Paula Groves Price, former WSU professor and college associate dean, herself instrumental in every GDE conference since the inception, will open the event with a welcome and an overview of the big ‘why’.

The keynote speaker this year will be Michelle Jacob (Yakama Nation).

The conference has received support from campus partners such as WSU’s Center for Arts and Humanities and the English Department. These donations defray the cost of attendance for participating students.

“Braiding Sweetgrass”

Kimmerer is a botanist and member of the Citizen Potawatomi Nation who believes that plants and animals are our oldest teachers. In “Braiding Sweetgrass,” Kimmerer discusses an awakening of a wider ecological consciousness and our necessitated reciprocal relationship with the rest of the living world.

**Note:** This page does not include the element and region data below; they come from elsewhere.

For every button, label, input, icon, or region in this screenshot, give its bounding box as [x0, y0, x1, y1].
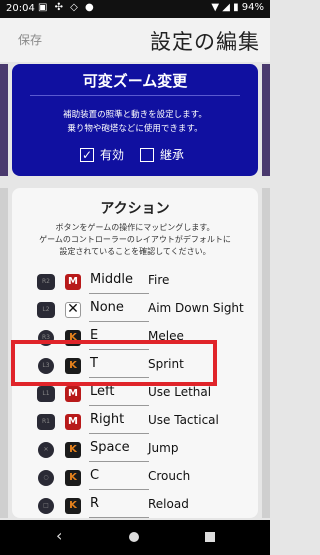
enabled-label: 有効	[100, 148, 125, 162]
divider	[30, 95, 240, 96]
action-row[interactable]: R2 M Middle Fire	[12, 268, 258, 296]
left-panel-edge	[0, 64, 8, 176]
save-button[interactable]: 保存	[18, 31, 42, 48]
check-icon[interactable]: ✓	[80, 147, 94, 162]
key-binding[interactable]: R	[90, 496, 99, 511]
action-name: Use Lethal	[148, 385, 212, 399]
zoom-card-title: 可変ズーム変更	[82, 72, 188, 90]
none-icon[interactable]: ✕	[65, 302, 81, 318]
app-header: 保存 設定の編集	[0, 18, 270, 62]
zoom-desc-line: 補助装置の照準と動きを設定します。	[63, 110, 207, 120]
gamepad-button-icon: R2	[37, 274, 55, 290]
keyboard-icon[interactable]: K	[65, 470, 81, 486]
gamepad-button-icon: R1	[37, 414, 55, 430]
clock: 20:04	[6, 3, 35, 14]
gamepad-button-icon: ○	[38, 470, 54, 486]
right-panel-edge	[262, 64, 270, 176]
mouse-icon[interactable]: M	[65, 386, 81, 402]
back-icon[interactable]: ‹	[56, 526, 62, 545]
home-icon[interactable]	[129, 532, 139, 542]
key-binding[interactable]: Space	[90, 440, 130, 455]
underline	[89, 433, 149, 434]
key-binding[interactable]: Right	[90, 412, 124, 427]
keyboard-icon[interactable]: K	[65, 442, 81, 458]
underline	[89, 461, 149, 462]
action-row[interactable]: ○ K C Crouch	[12, 464, 258, 492]
zoom-card-description: 補助装置の照準と動きを設定します。 乗り物や砲塔などに使用できます。	[12, 108, 258, 136]
underline	[89, 517, 149, 518]
action-name: Fire	[148, 273, 170, 287]
action-desc-line: ゲームのコントローラーのレイアウトがデフォルトに	[39, 235, 231, 244]
action-desc-line: 設定されていることを確認してください。	[59, 247, 211, 256]
action-row[interactable]: □ K R Reload	[12, 492, 258, 520]
left-panel-edge-lower	[0, 188, 8, 518]
key-binding[interactable]: Middle	[90, 272, 133, 287]
variable-zoom-card: 可変ズーム変更 補助装置の照準と動きを設定します。 乗り物や砲塔などに使用できま…	[12, 64, 258, 176]
mouse-icon[interactable]: M	[65, 274, 81, 290]
action-name: Crouch	[148, 469, 191, 483]
action-desc-line: ボタンをゲームの操作にマッピングします。	[55, 223, 215, 232]
action-card-title: アクション	[100, 201, 170, 217]
action-card-description: ボタンをゲームの操作にマッピングします。 ゲームのコントローラーのレイアウトがデ…	[12, 222, 258, 258]
nav-bar: ‹	[0, 520, 270, 555]
action-name: Reload	[148, 497, 189, 511]
page-title: 設定の編集	[150, 30, 260, 54]
zoom-desc-line: 乗り物や砲塔などに使用できます。	[67, 124, 203, 134]
gamepad-button-icon: ✕	[38, 442, 54, 458]
enabled-checkbox[interactable]: ✓ 有効	[80, 146, 124, 163]
key-binding[interactable]: C	[90, 468, 99, 483]
underline	[89, 293, 149, 294]
action-name: Aim Down Sight	[148, 301, 244, 315]
recents-icon[interactable]	[205, 532, 215, 542]
gamepad-button-icon: L2	[37, 302, 55, 318]
status-bar: 20:04 ▣ ✣ ◇ ● ▼ ◢ ▮ 94%	[0, 0, 270, 18]
underline	[89, 489, 149, 490]
underline	[89, 405, 149, 406]
action-row[interactable]: L2 ✕ None Aim Down Sight	[12, 296, 258, 324]
notification-icons: ▣ ✣ ◇ ●	[38, 2, 96, 13]
action-row[interactable]: R1 M Right Use Tactical	[12, 408, 258, 436]
right-panel-edge-lower	[262, 188, 270, 518]
keyboard-icon[interactable]: K	[65, 498, 81, 514]
mouse-icon[interactable]: M	[65, 414, 81, 430]
action-name: Jump	[148, 441, 179, 455]
action-row[interactable]: ✕ K Space Jump	[12, 436, 258, 464]
gamepad-button-icon: L1	[37, 386, 55, 402]
key-binding[interactable]: None	[90, 300, 124, 315]
highlight-box	[11, 340, 217, 386]
key-binding[interactable]: Left	[90, 384, 114, 399]
gamepad-button-icon: □	[38, 498, 54, 514]
checkbox-empty-icon[interactable]	[140, 147, 154, 162]
battery-level: 94%	[241, 2, 264, 13]
system-icons: ▼ ◢ ▮ 94%	[211, 2, 264, 13]
underline	[89, 321, 149, 322]
inherit-label: 継承	[160, 148, 185, 162]
inherit-checkbox[interactable]: 継承	[140, 146, 184, 163]
action-name: Use Tactical	[148, 413, 219, 427]
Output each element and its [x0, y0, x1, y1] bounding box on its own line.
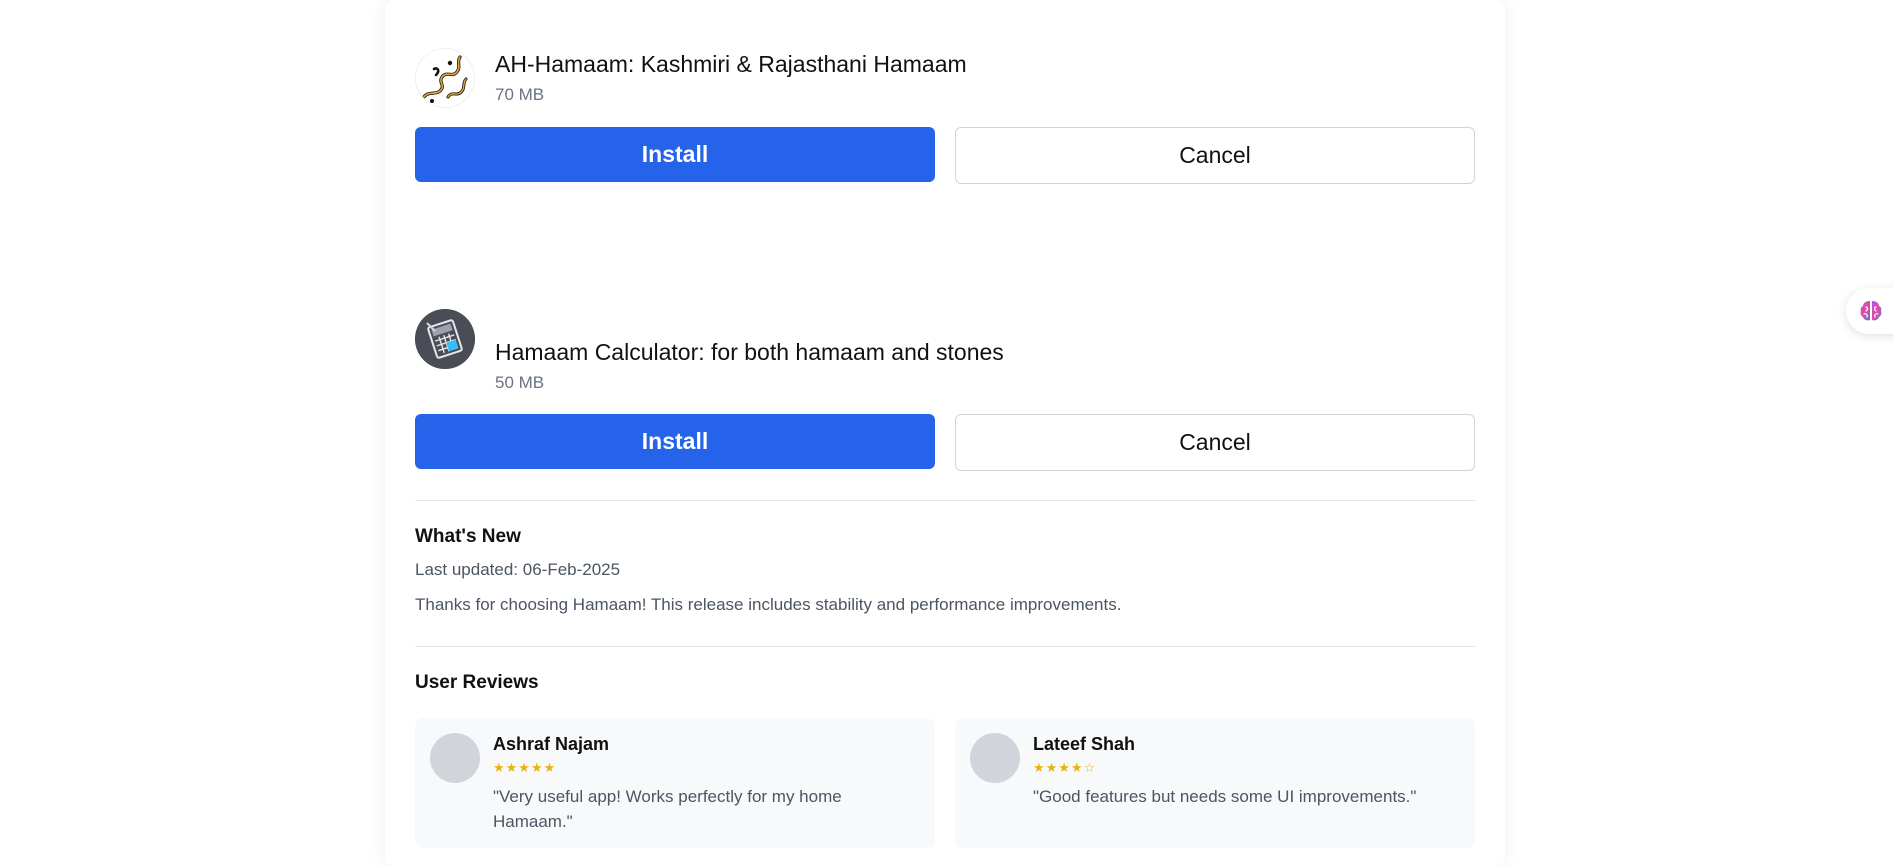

CSSTE student Sequoia Dance said the conference theme is in line with Kimmerer’s teaching to slow down and reconnect and listen to our relatives on what it means to be in-relation, as well as the responsibility that we hold in that relationship.

“Auntie Robin has taught us that our more-than-human relations communicate to us, and we need to slow down to listen” Dance said. “As humans, we have created an incredibly one-sided and extractive relationship with a world that gives until it can give no more. Our call, is an opportunity and challenge for us to come together to ask and answer questions that will contribute to a world of kinning, rather than individual elitism and hierarchies.”